The wet rope was freezing, making it stiff. Reese fought the cold, fought his own clumsiness as he swung the loop. “Hold your other arm up so I can get the loop over it. Maddie, hold—your—other—arm—up!”

She couldn’t. She had already been in the water too long. All she could do was lift the arm that had been holding on to the ice and hope that he could snare it before she went completely under.

He swung the loop out as her face disappeared under the water. It settled around her outstretched arm, and with a frantic jerk he tightened it, the loop shrinking to almost nothing as it closed around her slender wrist. “Back, back!” he yelled at the horse, which was already bracing itself against the weight it could feel.

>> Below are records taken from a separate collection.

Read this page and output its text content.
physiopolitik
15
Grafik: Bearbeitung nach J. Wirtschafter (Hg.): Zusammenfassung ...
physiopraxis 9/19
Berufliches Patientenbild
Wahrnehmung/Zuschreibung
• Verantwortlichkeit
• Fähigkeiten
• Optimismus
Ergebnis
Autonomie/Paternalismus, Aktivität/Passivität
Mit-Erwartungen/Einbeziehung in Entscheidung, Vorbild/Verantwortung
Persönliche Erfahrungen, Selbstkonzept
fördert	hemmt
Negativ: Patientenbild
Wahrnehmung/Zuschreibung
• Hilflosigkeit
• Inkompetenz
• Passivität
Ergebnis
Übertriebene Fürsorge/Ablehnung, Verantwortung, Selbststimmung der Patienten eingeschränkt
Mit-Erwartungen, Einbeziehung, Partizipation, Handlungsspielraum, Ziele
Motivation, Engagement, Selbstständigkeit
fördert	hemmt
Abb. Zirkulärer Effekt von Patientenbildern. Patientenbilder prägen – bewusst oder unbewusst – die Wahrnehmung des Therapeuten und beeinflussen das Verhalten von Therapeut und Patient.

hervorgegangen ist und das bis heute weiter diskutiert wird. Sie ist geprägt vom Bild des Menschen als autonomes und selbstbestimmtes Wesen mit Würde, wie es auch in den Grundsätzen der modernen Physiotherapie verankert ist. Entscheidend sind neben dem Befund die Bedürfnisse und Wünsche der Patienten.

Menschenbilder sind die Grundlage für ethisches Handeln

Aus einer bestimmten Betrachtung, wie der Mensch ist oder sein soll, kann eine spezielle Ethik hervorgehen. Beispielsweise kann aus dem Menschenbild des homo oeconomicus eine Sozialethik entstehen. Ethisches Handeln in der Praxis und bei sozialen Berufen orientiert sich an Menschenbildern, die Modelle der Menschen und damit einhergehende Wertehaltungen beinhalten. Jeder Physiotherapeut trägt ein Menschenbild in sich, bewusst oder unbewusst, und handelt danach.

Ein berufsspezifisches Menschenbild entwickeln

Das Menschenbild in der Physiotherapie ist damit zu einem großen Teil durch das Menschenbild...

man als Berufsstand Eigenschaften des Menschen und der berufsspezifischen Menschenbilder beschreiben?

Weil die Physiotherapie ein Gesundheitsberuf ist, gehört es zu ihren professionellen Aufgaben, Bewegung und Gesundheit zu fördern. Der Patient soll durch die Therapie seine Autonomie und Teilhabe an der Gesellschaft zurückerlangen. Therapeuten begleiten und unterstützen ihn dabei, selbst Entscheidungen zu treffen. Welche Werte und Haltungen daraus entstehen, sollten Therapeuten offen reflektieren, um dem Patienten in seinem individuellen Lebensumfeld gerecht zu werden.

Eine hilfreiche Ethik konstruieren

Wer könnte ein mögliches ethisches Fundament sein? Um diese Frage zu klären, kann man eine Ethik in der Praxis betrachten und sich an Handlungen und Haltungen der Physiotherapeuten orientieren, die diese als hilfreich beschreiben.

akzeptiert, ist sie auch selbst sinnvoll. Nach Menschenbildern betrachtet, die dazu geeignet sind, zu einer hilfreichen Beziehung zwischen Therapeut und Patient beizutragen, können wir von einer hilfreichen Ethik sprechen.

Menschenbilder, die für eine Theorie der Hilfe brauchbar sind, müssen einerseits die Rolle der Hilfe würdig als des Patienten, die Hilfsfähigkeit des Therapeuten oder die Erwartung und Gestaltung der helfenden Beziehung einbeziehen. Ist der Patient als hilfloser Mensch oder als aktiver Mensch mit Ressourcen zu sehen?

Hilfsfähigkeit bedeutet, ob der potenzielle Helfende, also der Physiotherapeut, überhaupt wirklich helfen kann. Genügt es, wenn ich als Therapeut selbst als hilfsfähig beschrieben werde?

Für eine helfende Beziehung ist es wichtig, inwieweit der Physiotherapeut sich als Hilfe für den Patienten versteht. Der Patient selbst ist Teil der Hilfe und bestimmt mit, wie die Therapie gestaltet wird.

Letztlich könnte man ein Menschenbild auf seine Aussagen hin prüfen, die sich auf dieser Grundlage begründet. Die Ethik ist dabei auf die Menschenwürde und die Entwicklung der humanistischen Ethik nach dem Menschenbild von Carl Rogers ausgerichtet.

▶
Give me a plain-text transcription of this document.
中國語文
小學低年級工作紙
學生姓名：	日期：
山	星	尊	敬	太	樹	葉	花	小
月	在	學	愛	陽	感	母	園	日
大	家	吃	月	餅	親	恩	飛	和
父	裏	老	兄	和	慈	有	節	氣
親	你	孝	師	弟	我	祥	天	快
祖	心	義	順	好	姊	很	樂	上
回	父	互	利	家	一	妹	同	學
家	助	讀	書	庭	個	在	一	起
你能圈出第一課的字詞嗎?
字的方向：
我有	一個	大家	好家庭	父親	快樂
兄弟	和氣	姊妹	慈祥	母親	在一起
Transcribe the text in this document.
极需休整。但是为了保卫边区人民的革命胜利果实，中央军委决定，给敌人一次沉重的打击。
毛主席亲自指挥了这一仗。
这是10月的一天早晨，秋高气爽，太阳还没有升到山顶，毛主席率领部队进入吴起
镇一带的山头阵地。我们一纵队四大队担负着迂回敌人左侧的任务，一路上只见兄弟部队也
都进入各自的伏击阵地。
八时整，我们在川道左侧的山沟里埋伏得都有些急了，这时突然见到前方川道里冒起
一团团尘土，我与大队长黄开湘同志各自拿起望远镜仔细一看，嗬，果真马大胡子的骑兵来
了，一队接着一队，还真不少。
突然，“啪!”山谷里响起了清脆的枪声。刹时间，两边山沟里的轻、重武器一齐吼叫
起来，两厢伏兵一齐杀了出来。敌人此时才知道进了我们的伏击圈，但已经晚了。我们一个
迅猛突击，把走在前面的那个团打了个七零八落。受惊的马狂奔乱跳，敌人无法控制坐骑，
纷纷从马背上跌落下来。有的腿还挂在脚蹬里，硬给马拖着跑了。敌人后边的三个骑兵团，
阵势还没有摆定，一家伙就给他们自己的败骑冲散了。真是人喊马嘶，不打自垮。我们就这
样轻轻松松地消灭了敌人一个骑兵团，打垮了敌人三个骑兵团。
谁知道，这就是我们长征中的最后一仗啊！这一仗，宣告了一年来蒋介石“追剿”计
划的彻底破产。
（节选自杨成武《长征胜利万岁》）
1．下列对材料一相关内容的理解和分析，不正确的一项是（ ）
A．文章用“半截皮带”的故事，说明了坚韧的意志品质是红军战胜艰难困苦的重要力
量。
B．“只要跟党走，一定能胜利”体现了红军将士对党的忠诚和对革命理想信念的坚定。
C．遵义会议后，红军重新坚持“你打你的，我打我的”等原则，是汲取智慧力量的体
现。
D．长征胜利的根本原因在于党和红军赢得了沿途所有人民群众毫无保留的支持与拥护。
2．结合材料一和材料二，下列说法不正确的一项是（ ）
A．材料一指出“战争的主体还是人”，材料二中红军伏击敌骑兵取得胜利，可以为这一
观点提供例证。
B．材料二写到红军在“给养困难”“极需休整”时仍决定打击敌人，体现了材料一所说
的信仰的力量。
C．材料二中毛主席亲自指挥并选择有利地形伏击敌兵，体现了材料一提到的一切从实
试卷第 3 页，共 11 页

She was dragged underwater toward the bank, and finally up on it. Reese fell to his knees beside her, screaming hell in his eyes until she began choking and retching. “We’ll be all right,” he said fiercely as he fumbled with the slip knot around her wrist, trying to free her. “All we have to do is get to the house and we’ll be all right.” He didn’t even let himself think that they might not make it. Even though they weren’t that far, it would take all his strength.

He was too cold to lift her, so he dragged her to the truck. Her eyes kept closing. “Don’t go to sleep,” he said harshly. “Open your eyes. Fight, damn it! Fight!”

Her gray eyes opened, but there was no real comprehension in them. To his astonishment, her fist doubled, and she tried to swing at him as she obeyed his rough command.